You know, one of my major regrets as an atheist is the fact that I take absolutely no solace in the notion of an afterlife whatsoever. Because really, sometimes it would be nice to fall into a comforting idea of a cliche-ridden, cloud-filled heaven with angels playing harps and invisible choirs singing and a bearded elderly God sitting somewhere on a throne watching the whole thing benignly. Or, alternatively, my personal idea of heaven, which is basically, me, a beach, and an army of Aussiebum models for all of forever.

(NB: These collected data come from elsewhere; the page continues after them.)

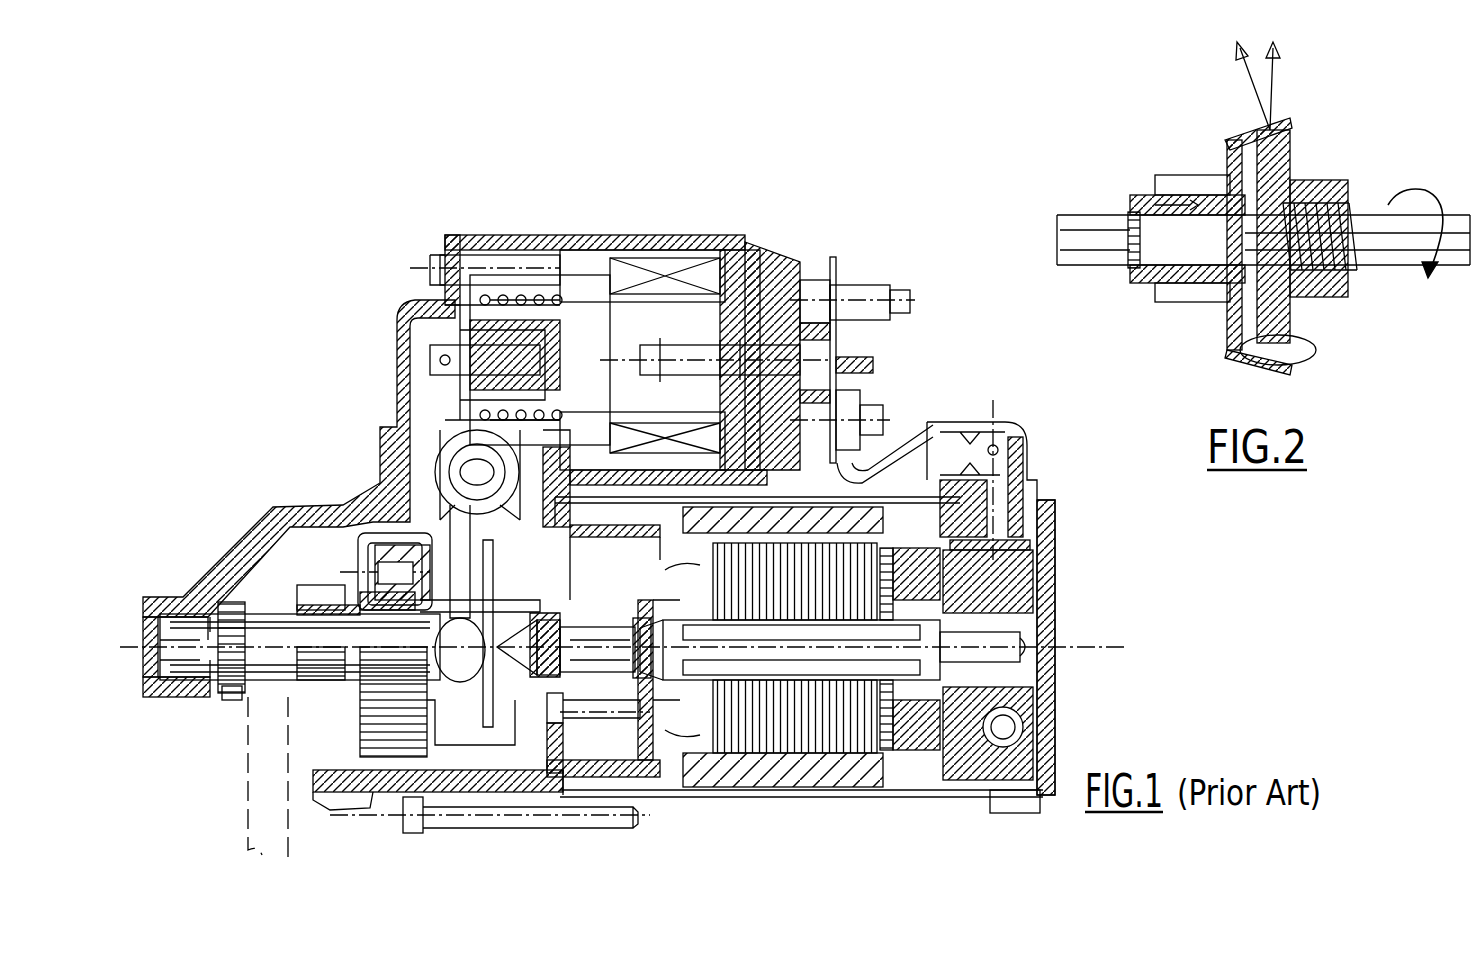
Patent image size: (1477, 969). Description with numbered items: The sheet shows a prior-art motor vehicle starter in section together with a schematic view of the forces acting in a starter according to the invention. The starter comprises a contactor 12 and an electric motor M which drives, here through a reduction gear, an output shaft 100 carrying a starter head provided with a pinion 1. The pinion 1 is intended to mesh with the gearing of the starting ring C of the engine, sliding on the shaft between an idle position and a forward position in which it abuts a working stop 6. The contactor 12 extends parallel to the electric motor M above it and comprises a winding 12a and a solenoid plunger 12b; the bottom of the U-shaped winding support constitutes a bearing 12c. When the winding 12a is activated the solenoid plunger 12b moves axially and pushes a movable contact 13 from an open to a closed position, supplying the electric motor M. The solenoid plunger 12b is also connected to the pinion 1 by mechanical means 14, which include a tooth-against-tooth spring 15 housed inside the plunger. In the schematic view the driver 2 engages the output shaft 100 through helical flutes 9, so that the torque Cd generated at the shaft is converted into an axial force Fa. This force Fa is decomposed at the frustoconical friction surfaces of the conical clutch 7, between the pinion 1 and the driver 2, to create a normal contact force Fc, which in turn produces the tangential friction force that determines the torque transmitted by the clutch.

In FIG. 1, the pinion 1 is at (283, 705).
In FIG. 2, the pinion 1 is at (1217, 293).
In FIG. 2, the driver 2 is at (1318, 287).
In FIG. 1, the working stop 6 is at (230, 690).
In FIG. 2, the working stop 6 is at (1140, 285).
In FIG. 2, the conical clutch 7 is at (1323, 350).
In FIG. 2, the helical flutes 9 is at (1352, 273).
In FIG. 1, the contactor 12 is at (718, 220).
In FIG. 1, the winding 12a is at (632, 262).
In FIG. 1, the solenoid plunger 12b is at (455, 300).
In FIG. 1, the bearing 12c is at (672, 265).
In FIG. 1, the movable contact 13 is at (737, 350).
In FIG. 1, the mechanical means 14 is at (380, 405).
In FIG. 1, the tooth-against-tooth spring 15 is at (400, 325).
In FIG. 1, the output shaft 100 is at (278, 510).
In FIG. 2, the output shaft 100 is at (1375, 227).
In FIG. 1, the starting ring C is at (275, 775).
In FIG. 1, the electric motor M is at (760, 813).
In FIG. 2, the axial force Fa is at (1242, 130).
In FIG. 2, the normal contact force Fc is at (1232, 76).
In FIG. 2, the torque Cd is at (1415, 206).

But you see, because I reject the fairy tale answers religion presents to these things, to me, death is nothing but an ending. Oblivion. You cease to exist. Which some people find kind of depressing, but personally, I find oddly comforting at times. Honestly, the idea of “eternity”, in ANY capacity, pretty much freaks me out, so the thought of just... not being, anymore, brings with it a sense of completion that I tend to embrace.
This is fine ninety eight percent of the time. Which of course, brings us to the other two percent. Last week, my family lost another member. My Aunt, Judith. Just fifty years old. Wife. Mother to three. Friend. Aunt. All round loved person (Now, don’t get me wrong. There’s nothing I hate more than canonising the dead. She COULD be a right pain in the ass, and you’ve NEVER met anyone as anal retentive as this woman) And when you think of someone in such human terms, it becomes progressively more difficult to accept that this person who EXISTED, whom you knew, and shared life with, just... isn’t, anymore. It’s death, and it’s impersonal, and it sucks.
I consider myself a rational, sensible person (most of the time) but looking at my cousin this afternoon, I hated not only myself, but the world in general, because there was NOTHING I could say to comfort him. He’s lost his mother. At the age of thirteen. How on earth do you even begin to understand what that kid has to go through? And what platitudes are there, when the nicest thing you can think to say is that at least his mum isn’t in pain anymore?
Sometimes the reality of life makes me sick.
3 comments:
I'm sorry to hear about your aunt.
I'm not an atheist, but I have wrestled with my Catholic faith and our beliefs about the afterlife. Then again, the concept of death is so daunting, I can't blame people for subscribing to a fairy tale like afterlife just so they don't feel the need to worry themselves sick over it. It is a hard thing to wrap our heads around, but I just hope that afterlife or no, there is some "better place" the human soul ends up.
Your aunt was so lovely when we were down in Melbourne. I feel so bad for your cousin. 13. Seriously. The worse thing I went through at 13 was trying to figure out what to wear on mufty days. Poor kid. You're a good cousin though.